Schritt zur Netzstärkung im Südburgenland
Der aufwendigste Bauabschnitt der neuen 110-kV-Freileitung vom Raum Oberpullendorf Richtung Rotenturm ist erledigt: Nach Angaben der Errichtungsgesellschaft Netz Burgenland wurden alle 141 Masten errichtet und sowohl Leiter- als auch Erdseile auf allen Türmen montiert. Damit ist der sichtbare Teil der Trassenbauarbeiten entlang der rund 42 Kilometer langen Strecke abgeschlossen.
Was jetzt passiert
Aktuell konzentrieren sich die Arbeiten auf das Zurückbauen der provisorischen Zufahrtswege, die während der Errichtungsphase für Baufahrzeuge nötig waren. Parallel läuft die Umsetzung von naturschutzrechtlichen Auflagen: Dazu zählen das Anbringen von Nistkästen und Wiederaufforstungsmaßnahmen in gerodeten Waldflächen.
- Aufgestellte Masten: 141
- Trassenlänge: rund 42 km
- Geplanter Probebetrieb: Ende 2026
- Geplante endgültige Fertigstellung: 2. Quartal 2027
"Geplant ist, Ende des Jahres 2026 die Leitung einzuschalten", erklärt Netz-Burgenland-Sprecher Gerhard Altmann. "Anschließend wird die Leitung im Probebetrieb geführt."

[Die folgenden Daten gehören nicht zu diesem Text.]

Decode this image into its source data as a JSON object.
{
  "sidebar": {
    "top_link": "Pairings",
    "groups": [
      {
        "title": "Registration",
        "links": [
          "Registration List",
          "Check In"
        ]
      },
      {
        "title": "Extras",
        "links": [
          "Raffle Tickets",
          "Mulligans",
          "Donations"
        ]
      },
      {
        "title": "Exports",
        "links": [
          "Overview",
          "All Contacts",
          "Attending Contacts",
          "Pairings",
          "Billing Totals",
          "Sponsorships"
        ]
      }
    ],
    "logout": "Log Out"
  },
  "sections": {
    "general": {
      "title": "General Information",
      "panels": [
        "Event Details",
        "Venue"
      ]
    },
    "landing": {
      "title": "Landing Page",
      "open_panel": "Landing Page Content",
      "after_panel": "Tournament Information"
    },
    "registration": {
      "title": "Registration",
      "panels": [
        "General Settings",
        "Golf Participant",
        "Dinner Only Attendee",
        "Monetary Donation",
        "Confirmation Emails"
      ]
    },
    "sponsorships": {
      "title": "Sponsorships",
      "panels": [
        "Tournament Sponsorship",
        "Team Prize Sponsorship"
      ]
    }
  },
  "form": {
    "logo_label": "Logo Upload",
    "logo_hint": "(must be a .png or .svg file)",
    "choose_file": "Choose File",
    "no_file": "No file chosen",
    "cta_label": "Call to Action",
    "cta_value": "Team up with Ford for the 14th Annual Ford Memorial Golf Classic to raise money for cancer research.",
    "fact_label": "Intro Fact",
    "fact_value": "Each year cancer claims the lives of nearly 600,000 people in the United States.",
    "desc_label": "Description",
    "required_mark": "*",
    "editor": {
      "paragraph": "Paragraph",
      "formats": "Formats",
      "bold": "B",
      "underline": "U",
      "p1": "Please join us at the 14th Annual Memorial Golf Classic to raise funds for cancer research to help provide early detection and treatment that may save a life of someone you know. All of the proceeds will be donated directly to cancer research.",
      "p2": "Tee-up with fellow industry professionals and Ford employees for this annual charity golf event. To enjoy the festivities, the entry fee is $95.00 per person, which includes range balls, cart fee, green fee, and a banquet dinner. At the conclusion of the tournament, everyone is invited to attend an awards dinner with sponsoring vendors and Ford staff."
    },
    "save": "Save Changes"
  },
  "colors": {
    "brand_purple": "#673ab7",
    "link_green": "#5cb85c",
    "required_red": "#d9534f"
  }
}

Betroffene Gemeinden und Netzanschluss
Die Doppel-System-Freileitung verläuft großteils parallel zur bestehenden 380-kV-Leitung und durchquert mehrere Gemeinden des Bezirks. Auf ihrem Verlauf liegen unter anderem Dörfl, Draßmarkt, Pilgersdorf, Großpetersdorf und Oberpullendorf; in Rotenturm wird die Verbindung an das 380-kV-Netz von Austrian Power Grid angebunden. Damit bildet die Leitung künftig ein wichtiges Verbindungsstück zwischen Mittel- und Südburgenland.
| Parameter | Angabe |
|---|---|
| Masten | 141 |
| Trassenlänge (ca.) | 42 km |
| Probebetrieb geplant | Ende 2026 |
| Endgültige Fertigstellung | 2. Quartal 2027 |
Konkrete Bedeutung für Bewohner und Betriebe
Für Haushalte und Unternehmen im Bezirk bedeutet die neue Leitung eine Stärkung der regionalen Netzstabilität und eine bessere Anbindung an das übergeordnete Höchstspannungsnetz. Während der Bauphase kam es lokal zu temporären Zufahrtsbeschränkungen und optischen Beeinträchtigungen in Wäldern und Landschaftsräumen; diese Eingriffe werden nun schrittweise rückgebaut oder durch Ausgleichsmaßnahmen kompensiert. Die Errichtungsgesellschaft betont, dass naturschutzrechtliche Vorgaben bereits umgesetzt werden – etwa Nistkästen und Aufforstung – um Lebensräume zu schonen und wiederherzustellen.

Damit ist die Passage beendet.